Saya mau pakai analogi dari kekr****nan, jika anda kr****n (mungkin ya anda kr****n, dilihat dari cara anda berkomentar). Anda tokh di gereja anda secara berkala merayakan sakramen perjamuan kudus, atau ekaristi (dalam Gereja ka****k). Nah, dalam perjamuan kudus, gereja anda memakai potongan roti tawar (atau hosti, dalam Gereja ka****k) dan air anggur yang dipandang suci oleh kalian sebagai orang kr****n. Nah, benda-benda yang dimakan dan diminum dalam perjamuan kudus ini bukan sekadar benda-benda duniawi yang mati, tetapi, dalam ritual perjamuan kudus gereja anda, dipandang sebagai benda-benda yang suci, bermakna dan bernilai, karena menunjuk pada tubuh Yesus yang dipaku pada kayu salib dan pada darah Yesus Kristus yang tercurah ketika dia disalibkan, dan gereja anda meyakini kematian Yesus ini menebus dosa-dosa kaum kr****n.
Nah, pada ekaristi itu, anda diminta oleh pendeta anda supaya JANGAN MELEKAT pada benda-benda roti dan anggur, tapi, lewat tatapan anda ke roti dan anggur, dan lewat sentuhan tangan anda atas dua benda ini dan lewat kunyahan roti di dalam mulut anda dan lewat rasa pada lidah ketika mereguk anggur dalam cawan, anda diminta mengarahkan hati dan pikiran anda kepada diri Yesus Kristus yang dulu hidup, lalu mati disalibkan untuk (dalam kepercayaan gereja) menebus dosa kaum kr****n. Dengan melakukan ritual ini, anda diharapkan semakin real lagi mengalami apa yang dipercaya gereja anda sebagai keselamatan, bahwa dosa anda sudah dihapuskan oleh pengurbanan Yesus di kayu salib, bahwa Yesus Kristus adalah sang Tuhan yang mengasihi anda karena dia telah rela berkurban buat anda demi keselamatan anda. Dalam Gereja ka****k, dengan doktrin trans-substansiasi mereka (bahwa dalam ritual ekaristi, hosti dan anggur berubah betulan menjadi daging dan darah Yesus), penghayatan umat ka****k bahwa Yesus Kristus hadir kembali lewat ekaristi, jauh lebih diperkuat dan dikongkretisasi, ketimbang penghayatan umat Protestan atas ritual perjamuan kudus gereja mereka (yang memegang doktrin kon-substansiasi, bahwa bersama potongan roti dan anggur yang tak berubah, Yesus Kristus hadir juga di tengah umat).

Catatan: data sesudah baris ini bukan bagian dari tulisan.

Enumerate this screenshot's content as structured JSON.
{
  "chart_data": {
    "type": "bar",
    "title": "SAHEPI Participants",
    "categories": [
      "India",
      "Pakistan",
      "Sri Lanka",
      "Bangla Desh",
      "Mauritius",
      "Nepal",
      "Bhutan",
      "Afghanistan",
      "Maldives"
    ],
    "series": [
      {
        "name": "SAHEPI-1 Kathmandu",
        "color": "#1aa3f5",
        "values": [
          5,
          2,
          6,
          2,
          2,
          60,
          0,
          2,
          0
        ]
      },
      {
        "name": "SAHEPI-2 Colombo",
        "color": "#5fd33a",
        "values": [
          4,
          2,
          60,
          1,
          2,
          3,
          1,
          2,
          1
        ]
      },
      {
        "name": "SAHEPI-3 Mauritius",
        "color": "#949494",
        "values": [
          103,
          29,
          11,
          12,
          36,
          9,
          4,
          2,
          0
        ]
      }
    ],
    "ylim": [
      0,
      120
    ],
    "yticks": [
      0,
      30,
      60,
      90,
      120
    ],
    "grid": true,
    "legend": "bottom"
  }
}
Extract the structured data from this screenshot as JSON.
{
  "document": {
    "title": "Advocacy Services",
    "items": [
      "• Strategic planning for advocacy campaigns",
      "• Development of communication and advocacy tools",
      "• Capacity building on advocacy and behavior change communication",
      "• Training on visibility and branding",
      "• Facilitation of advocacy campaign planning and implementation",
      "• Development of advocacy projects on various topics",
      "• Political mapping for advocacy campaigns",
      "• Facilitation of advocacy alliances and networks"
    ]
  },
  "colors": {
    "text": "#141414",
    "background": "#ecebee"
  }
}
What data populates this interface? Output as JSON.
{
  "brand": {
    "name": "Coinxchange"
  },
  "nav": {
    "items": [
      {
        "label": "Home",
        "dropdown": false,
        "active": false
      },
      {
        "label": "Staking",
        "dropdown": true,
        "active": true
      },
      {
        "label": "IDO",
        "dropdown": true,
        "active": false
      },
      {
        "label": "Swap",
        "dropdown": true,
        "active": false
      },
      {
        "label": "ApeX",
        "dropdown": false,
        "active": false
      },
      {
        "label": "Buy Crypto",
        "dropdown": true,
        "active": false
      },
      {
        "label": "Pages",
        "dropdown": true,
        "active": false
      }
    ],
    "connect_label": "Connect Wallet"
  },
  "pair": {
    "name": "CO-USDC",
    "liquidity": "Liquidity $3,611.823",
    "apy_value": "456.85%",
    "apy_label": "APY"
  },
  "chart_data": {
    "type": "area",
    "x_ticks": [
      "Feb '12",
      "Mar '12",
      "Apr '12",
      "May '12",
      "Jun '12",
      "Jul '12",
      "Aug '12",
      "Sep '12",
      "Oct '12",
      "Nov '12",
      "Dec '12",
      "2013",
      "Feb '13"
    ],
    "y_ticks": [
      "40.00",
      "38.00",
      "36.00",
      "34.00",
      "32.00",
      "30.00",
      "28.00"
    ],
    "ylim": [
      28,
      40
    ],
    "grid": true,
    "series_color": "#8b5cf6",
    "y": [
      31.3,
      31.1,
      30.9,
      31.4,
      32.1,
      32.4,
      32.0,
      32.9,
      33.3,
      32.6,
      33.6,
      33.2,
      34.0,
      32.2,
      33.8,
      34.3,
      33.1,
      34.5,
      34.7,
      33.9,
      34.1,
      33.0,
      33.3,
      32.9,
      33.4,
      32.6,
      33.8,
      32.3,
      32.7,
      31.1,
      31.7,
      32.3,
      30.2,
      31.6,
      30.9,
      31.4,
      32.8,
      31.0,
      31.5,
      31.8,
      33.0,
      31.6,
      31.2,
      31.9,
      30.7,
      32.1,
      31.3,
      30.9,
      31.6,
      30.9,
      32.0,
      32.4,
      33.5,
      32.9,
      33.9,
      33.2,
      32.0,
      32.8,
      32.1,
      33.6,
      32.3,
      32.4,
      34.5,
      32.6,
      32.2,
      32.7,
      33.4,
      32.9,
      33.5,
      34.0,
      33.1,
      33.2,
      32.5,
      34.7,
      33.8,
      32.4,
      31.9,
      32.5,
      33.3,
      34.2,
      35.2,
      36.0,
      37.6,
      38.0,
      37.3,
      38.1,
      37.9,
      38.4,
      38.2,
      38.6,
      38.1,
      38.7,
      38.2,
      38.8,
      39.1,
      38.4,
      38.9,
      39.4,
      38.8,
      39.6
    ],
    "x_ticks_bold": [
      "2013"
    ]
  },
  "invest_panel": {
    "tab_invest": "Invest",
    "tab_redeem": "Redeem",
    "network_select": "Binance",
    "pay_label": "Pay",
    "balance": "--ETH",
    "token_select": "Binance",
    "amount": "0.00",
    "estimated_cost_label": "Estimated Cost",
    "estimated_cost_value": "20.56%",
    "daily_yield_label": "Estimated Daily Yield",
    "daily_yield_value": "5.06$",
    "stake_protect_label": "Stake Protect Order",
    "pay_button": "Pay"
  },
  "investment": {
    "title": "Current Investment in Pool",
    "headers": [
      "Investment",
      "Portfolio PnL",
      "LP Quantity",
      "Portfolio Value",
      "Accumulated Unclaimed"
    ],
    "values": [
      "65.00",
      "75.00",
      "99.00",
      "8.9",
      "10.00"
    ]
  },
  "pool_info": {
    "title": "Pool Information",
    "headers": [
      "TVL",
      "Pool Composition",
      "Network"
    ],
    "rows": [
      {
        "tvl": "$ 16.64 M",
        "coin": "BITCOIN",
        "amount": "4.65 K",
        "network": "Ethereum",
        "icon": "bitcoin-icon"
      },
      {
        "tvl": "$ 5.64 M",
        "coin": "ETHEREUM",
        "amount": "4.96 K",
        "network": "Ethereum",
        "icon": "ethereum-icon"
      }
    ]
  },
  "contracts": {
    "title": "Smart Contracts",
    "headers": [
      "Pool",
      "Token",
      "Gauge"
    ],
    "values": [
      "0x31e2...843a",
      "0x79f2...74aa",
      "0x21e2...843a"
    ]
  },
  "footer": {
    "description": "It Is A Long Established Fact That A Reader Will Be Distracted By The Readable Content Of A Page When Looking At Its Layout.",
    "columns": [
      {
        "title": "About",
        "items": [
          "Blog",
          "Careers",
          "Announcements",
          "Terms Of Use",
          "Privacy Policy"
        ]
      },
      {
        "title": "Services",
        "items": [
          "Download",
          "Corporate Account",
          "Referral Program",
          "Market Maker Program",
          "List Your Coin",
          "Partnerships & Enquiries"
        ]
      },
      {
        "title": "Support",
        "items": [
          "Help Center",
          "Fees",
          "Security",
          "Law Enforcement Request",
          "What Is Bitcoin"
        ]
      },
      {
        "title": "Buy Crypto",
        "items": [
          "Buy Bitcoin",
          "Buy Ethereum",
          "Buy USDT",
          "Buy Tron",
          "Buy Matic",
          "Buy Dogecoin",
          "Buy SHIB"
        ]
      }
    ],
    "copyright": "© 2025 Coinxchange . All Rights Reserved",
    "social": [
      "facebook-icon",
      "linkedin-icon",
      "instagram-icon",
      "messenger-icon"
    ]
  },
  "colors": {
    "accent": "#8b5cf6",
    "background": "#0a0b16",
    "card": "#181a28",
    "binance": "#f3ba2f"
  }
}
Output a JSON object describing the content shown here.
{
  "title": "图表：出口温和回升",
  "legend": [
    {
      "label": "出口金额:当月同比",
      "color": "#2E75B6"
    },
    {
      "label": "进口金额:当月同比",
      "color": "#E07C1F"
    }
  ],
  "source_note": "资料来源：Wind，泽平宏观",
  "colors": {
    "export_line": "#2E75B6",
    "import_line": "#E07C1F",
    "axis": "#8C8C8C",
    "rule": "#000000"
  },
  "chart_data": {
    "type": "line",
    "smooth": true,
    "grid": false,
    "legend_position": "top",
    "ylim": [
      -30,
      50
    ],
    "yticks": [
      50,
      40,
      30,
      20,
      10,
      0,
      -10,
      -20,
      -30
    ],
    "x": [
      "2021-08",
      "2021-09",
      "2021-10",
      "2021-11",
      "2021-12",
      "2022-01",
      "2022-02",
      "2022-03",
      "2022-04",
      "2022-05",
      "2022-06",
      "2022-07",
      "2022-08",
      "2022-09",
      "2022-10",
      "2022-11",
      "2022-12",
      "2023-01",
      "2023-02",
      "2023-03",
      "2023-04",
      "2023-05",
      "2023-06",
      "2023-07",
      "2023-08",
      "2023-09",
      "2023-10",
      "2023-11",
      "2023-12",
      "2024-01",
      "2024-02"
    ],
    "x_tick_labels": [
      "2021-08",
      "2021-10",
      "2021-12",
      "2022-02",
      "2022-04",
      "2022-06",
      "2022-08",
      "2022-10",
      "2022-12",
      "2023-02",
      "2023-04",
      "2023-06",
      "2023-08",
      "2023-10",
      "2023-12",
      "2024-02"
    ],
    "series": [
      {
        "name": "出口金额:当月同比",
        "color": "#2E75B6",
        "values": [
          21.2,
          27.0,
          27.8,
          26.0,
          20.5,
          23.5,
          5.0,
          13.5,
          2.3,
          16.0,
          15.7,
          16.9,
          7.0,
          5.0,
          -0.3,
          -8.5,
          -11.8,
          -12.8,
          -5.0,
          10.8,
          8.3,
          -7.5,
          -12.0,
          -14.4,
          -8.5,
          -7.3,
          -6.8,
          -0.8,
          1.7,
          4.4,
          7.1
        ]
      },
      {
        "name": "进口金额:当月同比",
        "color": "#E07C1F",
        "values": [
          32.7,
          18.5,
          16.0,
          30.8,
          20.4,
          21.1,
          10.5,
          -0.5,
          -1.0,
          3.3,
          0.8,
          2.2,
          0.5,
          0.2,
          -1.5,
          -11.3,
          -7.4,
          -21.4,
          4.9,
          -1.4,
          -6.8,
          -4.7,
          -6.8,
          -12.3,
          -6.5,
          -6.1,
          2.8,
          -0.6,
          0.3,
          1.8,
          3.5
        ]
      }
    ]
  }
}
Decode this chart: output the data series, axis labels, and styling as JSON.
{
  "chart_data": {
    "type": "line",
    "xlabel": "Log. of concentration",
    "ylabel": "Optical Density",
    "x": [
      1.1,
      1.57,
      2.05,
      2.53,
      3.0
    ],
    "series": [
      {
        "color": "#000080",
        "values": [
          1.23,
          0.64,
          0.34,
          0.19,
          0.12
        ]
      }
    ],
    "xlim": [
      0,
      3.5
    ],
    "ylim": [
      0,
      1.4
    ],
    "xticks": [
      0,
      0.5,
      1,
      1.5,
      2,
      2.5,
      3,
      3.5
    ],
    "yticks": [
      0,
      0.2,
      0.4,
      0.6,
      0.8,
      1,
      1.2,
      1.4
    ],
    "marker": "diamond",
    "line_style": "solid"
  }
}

Nah, saya mau bertanya pada anda, Apakah dalam ritual perjamuan kudus anda menyembah potongan roti dan anggur atau anda percaya bahwa roti dan anggur itu punya kekuatan magis pada dirinya sendiri? Tentu saja karena anda punya akal sehat, anda akan menjawab: Tentu saja tidak; roti dan anggur hanya media untuk membuat anda bisa lebih menghayati perjumpaan diri anda (lewat iman) dengan Yesus Kristus, suatu figur yang anda pandang sudah mentransendir zaman kehidupannya sendiri (di abad pertama, di Palestina) sehingga bisa hadir secara spiritual dalam kehidupan anda (pada abad ke-21 di Indonesia)! Apakah memang betulan Yesus hadir lagi secara rohani dalam kehidupan anda sekarang, itu soal yang lain; yang pasti, karena anda dengan kuat mempercayai dia hadir lagi, kepercayaan anda ini berpengaruh pada kehidupan dan gerak langkah anda ke depan! Bisa berpengaruh negatif, atau juga berpengaruh positif, bergantung pada apa yang anda harapkan terjadi dari kehadirannya yang anda percayai betul terjadi. Berpengaruh negatif, ketika kepercayaan anda yang kuat pada kuasa Yesus yang hadir dalam kehidupan anda, membuat anda kehilangan akal sehat dan pasrah total, tak mau berbuat apa-apa.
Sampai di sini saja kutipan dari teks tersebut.